On the island of Trinidad, the Southern Range is a discontinuous chain of low hills along the southern coast, reaching their highest altitude in the 1000 ft high Trinity Hills of the southeast. According to legend, the sight of the three neighboring hilltops of the then unnamed Trinity Hills, led to Christopher Columbus, on his third voyage to the New World, to name the island, "La Trinidad" (as a form of devotion to his notion of god as the Holy Trinity). The broad lowland area on the west between the Southern Range and the Central Range is the Naparima Plain; the lowland area on the east is the Nariva Plain. The Oropuche River flows through the Naparima Plain and drains into the Oropuche Lagoon, a swampy area, on the Gulf of Paria coast, whereas the 31-mile long Ortoire River flows through the Nariva Plain and drains into the Nariva Swamp on the Atlantic Ocean coast. The Southern region of the island has sandy and less fertile soil. The Southern Range, particularly its Western and Central parts, consists of unconsolidated segments.

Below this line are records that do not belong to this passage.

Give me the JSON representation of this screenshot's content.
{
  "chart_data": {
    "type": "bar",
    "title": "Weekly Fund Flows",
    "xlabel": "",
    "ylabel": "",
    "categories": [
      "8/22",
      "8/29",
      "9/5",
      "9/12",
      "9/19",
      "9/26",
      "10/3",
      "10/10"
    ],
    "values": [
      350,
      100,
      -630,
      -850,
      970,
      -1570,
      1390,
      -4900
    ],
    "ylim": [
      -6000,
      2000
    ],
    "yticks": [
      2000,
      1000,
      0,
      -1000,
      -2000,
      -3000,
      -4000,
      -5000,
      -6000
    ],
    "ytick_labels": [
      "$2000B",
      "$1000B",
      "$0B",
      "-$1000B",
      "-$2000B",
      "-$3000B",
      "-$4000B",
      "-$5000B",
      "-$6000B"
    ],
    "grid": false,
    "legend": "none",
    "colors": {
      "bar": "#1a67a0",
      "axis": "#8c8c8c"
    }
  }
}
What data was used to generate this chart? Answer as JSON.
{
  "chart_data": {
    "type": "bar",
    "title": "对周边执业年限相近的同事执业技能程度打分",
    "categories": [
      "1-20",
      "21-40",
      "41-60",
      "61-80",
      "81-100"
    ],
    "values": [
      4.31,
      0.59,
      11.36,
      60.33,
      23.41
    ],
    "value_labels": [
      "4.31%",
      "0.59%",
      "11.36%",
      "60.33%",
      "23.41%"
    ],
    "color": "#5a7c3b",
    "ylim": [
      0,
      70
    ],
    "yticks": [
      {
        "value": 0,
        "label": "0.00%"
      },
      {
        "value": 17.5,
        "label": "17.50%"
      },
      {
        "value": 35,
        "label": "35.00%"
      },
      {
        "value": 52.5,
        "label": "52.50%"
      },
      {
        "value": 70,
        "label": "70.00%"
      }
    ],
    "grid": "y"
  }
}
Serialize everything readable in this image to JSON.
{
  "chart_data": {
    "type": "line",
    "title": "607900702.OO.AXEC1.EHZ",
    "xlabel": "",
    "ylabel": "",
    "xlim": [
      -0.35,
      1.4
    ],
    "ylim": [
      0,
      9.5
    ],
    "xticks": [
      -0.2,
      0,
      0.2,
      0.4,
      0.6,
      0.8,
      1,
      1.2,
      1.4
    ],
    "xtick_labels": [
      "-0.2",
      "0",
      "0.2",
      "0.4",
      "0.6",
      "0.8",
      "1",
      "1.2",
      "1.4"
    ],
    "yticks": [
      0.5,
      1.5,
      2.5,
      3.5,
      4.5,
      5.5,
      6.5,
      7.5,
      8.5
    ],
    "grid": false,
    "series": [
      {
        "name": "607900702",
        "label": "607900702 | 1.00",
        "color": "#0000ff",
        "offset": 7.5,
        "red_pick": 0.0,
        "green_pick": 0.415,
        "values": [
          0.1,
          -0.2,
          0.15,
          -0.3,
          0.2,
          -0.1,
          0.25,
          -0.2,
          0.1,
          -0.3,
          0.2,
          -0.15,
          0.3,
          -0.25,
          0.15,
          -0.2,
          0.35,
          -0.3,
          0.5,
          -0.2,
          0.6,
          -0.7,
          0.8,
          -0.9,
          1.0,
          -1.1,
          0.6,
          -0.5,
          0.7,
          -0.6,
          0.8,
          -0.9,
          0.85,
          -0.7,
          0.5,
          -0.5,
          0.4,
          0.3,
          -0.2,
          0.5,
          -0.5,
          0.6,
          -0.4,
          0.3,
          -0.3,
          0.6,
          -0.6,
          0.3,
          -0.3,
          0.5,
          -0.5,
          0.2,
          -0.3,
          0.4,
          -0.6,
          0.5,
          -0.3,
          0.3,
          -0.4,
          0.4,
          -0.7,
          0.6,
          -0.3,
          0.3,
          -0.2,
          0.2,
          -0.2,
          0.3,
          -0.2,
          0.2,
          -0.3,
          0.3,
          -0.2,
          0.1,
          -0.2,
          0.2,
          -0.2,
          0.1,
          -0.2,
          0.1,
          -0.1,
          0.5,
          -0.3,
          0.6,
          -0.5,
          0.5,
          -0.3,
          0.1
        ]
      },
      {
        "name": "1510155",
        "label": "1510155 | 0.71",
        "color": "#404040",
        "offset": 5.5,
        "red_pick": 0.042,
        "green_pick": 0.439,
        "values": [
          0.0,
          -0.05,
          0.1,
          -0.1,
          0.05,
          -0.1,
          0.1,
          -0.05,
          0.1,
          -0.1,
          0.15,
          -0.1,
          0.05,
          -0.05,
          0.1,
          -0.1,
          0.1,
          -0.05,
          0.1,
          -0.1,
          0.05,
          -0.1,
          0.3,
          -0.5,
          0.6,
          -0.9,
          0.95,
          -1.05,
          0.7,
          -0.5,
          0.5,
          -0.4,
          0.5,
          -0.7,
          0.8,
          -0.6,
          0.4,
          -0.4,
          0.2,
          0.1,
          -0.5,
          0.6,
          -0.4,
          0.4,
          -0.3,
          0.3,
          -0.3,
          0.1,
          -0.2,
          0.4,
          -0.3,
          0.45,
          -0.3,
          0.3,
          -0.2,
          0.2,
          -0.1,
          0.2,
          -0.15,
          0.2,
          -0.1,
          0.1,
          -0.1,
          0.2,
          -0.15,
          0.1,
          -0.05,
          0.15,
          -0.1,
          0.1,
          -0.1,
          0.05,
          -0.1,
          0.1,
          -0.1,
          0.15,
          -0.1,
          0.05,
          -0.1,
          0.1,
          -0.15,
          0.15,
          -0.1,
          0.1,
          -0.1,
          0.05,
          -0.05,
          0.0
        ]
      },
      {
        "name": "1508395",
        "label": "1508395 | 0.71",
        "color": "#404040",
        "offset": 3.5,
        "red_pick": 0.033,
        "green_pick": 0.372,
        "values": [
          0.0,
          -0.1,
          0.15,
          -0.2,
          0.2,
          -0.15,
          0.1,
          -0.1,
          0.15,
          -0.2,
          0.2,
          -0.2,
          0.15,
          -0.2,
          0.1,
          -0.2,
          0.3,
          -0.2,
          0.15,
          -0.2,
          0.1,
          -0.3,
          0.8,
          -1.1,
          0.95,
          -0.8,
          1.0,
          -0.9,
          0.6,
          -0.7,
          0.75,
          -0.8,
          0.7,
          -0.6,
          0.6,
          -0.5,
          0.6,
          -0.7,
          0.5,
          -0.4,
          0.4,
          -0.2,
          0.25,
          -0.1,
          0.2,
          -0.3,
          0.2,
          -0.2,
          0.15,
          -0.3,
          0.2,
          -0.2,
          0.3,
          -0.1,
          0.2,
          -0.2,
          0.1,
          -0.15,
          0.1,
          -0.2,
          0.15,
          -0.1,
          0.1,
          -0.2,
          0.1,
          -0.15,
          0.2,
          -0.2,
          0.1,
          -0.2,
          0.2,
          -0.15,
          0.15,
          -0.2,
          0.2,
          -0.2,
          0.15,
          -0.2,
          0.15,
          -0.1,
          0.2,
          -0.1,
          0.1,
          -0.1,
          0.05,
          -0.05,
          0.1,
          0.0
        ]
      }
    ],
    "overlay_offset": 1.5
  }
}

The Trinity Hills wildlife reserve and sanctuary is located in the southern range and is rich in wildlife. Howler monkeys, white-fronted capuchin monkeys, Red brocket deer and the elusive Ocelot can be seen here. The Lagon Bouffe mud volcano, one of Trinidad's largest mud volcanos is located here.
Trinity Hills is the highest point in the Southern Range, at 325 meters.